Updated to fix a mistake in my steps: I did not include the cipher used (chacha20) to encrypt/decrypt and while that won't error out in OpenSSL it will result in you not actually encrypting/decrypting data.

@kyle very nearly every piece of ubiquitous technology was either created or modified for increasing the efficiency with which war is waged.

@kyle nice. Love me some seafood.

@kyle what did you have? Eating inside!!! A distant memory.

My notes on extending the Qubes OS Split GPG feature to include SSH Agent support:

https://ajmartinez.com/tech/posts/202121-003-split-ssh

Now my network-attached qubes no longer have any private keys on disk, and since my subkeys are also loaded on both of my Librem Keys as mentioned in an earlier post, I can still access my remote systems as long as I have one of my physical tokens.
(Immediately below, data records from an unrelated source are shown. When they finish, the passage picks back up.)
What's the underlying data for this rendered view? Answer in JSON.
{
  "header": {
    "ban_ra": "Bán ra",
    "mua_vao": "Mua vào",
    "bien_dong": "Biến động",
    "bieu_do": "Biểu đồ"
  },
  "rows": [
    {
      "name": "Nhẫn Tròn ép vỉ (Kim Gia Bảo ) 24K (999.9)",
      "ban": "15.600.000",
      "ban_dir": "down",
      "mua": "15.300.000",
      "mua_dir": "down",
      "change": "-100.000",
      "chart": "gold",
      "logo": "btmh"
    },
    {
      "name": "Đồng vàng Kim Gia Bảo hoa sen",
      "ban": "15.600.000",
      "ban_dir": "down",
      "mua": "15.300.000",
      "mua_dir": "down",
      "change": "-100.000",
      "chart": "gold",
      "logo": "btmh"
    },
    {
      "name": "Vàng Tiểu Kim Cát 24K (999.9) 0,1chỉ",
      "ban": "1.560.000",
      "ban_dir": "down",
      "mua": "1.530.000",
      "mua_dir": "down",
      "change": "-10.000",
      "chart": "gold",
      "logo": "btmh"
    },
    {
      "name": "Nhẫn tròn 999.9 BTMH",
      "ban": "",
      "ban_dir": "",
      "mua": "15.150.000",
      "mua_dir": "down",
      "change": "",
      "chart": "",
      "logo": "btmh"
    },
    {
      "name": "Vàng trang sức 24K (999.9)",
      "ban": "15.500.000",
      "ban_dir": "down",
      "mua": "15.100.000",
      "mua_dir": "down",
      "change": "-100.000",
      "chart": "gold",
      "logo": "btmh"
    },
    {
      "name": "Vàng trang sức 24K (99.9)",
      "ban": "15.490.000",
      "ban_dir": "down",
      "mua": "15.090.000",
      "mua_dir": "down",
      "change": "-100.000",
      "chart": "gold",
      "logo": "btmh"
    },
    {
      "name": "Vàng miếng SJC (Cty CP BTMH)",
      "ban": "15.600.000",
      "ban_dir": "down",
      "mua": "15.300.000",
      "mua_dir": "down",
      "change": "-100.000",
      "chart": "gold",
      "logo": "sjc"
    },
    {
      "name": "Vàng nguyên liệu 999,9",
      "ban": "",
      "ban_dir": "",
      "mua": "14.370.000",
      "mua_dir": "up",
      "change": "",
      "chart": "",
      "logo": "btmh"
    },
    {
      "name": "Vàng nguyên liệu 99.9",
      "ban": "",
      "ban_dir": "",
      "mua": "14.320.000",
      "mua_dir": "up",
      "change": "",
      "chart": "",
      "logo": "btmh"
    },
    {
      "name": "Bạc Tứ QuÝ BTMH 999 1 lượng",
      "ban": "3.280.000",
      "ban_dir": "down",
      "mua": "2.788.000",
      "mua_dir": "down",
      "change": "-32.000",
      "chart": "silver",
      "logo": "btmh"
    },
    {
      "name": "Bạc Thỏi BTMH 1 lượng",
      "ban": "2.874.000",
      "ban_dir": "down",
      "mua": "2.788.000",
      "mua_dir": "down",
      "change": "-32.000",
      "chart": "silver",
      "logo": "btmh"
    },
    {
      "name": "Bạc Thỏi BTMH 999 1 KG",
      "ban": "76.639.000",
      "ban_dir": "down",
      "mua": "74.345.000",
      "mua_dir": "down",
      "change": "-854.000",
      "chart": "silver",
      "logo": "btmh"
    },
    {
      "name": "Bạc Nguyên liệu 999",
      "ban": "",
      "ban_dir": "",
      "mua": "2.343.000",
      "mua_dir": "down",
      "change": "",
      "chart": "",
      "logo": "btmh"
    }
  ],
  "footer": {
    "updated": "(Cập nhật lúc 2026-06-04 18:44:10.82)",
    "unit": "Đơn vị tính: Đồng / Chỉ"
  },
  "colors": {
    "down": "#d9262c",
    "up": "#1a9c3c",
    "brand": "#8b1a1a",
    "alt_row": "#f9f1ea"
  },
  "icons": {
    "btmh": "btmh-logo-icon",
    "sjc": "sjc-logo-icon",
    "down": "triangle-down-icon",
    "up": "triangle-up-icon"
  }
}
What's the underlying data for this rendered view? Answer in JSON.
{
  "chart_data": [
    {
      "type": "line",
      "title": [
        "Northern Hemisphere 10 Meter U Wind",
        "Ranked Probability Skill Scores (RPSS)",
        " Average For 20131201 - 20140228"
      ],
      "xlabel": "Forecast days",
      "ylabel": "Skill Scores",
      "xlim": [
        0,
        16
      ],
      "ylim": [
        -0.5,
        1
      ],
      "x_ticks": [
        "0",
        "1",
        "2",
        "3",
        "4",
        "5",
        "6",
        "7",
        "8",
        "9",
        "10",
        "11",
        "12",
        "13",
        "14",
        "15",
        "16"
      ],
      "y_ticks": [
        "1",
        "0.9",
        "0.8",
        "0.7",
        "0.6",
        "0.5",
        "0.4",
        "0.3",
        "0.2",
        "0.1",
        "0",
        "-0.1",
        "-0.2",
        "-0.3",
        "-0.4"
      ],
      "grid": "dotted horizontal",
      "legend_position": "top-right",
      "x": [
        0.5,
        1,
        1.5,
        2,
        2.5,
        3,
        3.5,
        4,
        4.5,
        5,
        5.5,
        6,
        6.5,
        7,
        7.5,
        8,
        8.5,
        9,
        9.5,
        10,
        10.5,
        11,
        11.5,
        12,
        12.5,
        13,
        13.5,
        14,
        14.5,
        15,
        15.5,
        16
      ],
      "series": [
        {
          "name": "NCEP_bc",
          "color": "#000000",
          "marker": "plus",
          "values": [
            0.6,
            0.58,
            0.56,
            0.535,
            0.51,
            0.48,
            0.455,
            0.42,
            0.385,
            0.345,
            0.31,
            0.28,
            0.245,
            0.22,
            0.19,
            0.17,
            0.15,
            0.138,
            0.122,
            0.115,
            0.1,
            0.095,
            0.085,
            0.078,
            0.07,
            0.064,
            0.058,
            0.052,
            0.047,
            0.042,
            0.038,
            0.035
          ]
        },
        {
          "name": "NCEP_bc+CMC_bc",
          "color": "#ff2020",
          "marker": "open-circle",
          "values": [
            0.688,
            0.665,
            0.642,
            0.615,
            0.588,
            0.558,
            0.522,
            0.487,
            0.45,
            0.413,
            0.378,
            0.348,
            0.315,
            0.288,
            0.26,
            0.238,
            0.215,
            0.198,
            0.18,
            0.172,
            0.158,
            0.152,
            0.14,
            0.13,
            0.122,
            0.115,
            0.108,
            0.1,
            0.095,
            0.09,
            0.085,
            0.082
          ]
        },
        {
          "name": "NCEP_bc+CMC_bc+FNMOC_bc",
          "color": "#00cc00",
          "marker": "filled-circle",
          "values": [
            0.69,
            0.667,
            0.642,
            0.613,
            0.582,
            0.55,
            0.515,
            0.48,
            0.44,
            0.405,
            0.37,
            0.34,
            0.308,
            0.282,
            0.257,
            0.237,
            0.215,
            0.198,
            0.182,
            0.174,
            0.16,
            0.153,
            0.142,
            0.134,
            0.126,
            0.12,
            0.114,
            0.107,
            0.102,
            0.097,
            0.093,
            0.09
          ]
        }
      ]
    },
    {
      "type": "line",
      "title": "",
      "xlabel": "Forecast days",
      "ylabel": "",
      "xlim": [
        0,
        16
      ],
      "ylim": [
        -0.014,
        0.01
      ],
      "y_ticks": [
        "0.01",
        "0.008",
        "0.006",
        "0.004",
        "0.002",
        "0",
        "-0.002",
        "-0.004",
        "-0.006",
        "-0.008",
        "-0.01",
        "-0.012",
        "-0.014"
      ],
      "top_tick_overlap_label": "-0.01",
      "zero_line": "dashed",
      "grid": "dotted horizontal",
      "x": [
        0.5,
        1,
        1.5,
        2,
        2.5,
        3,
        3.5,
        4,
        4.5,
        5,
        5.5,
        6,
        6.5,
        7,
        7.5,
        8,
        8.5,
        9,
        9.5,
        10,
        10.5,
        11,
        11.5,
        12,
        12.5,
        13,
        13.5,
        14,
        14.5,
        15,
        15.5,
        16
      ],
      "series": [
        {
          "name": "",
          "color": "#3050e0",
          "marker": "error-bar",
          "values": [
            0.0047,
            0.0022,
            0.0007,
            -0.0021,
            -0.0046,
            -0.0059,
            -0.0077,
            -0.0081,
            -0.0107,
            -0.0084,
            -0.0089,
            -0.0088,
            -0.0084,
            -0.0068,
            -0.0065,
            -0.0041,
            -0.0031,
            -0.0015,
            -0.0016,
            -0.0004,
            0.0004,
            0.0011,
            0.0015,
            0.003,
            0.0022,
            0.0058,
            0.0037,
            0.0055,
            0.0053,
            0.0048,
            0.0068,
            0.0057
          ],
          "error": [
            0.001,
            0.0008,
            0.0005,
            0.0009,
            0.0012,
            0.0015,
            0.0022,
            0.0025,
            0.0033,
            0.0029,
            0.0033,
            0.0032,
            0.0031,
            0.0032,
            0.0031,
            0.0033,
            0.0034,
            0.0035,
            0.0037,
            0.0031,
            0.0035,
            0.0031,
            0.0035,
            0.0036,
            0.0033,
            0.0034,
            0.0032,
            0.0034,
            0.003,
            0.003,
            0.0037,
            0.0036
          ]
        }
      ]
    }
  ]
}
@randynose @kyle many likely are still waiting for the year of LoTD to arrive though some of us have been doing it for more than a decade. The set of things released and then killed by Google is impressive. Only time will tell if Fuschia makes it on that list.

As promised yesterday, here's a walkthrough on using Qubes OS disposable VMs, opensc, hybrid encryption, and USB security tokens (Librem Key) on my Librem 14 to create redundant hardware tokens from the encrypted backup of my GPG keyring:

https://ajmartinez.com/tech/posts/202121-002-gpg

None of this is groundbreaking, but these steps do not seem to exist in any one document that I could find so I wrote one.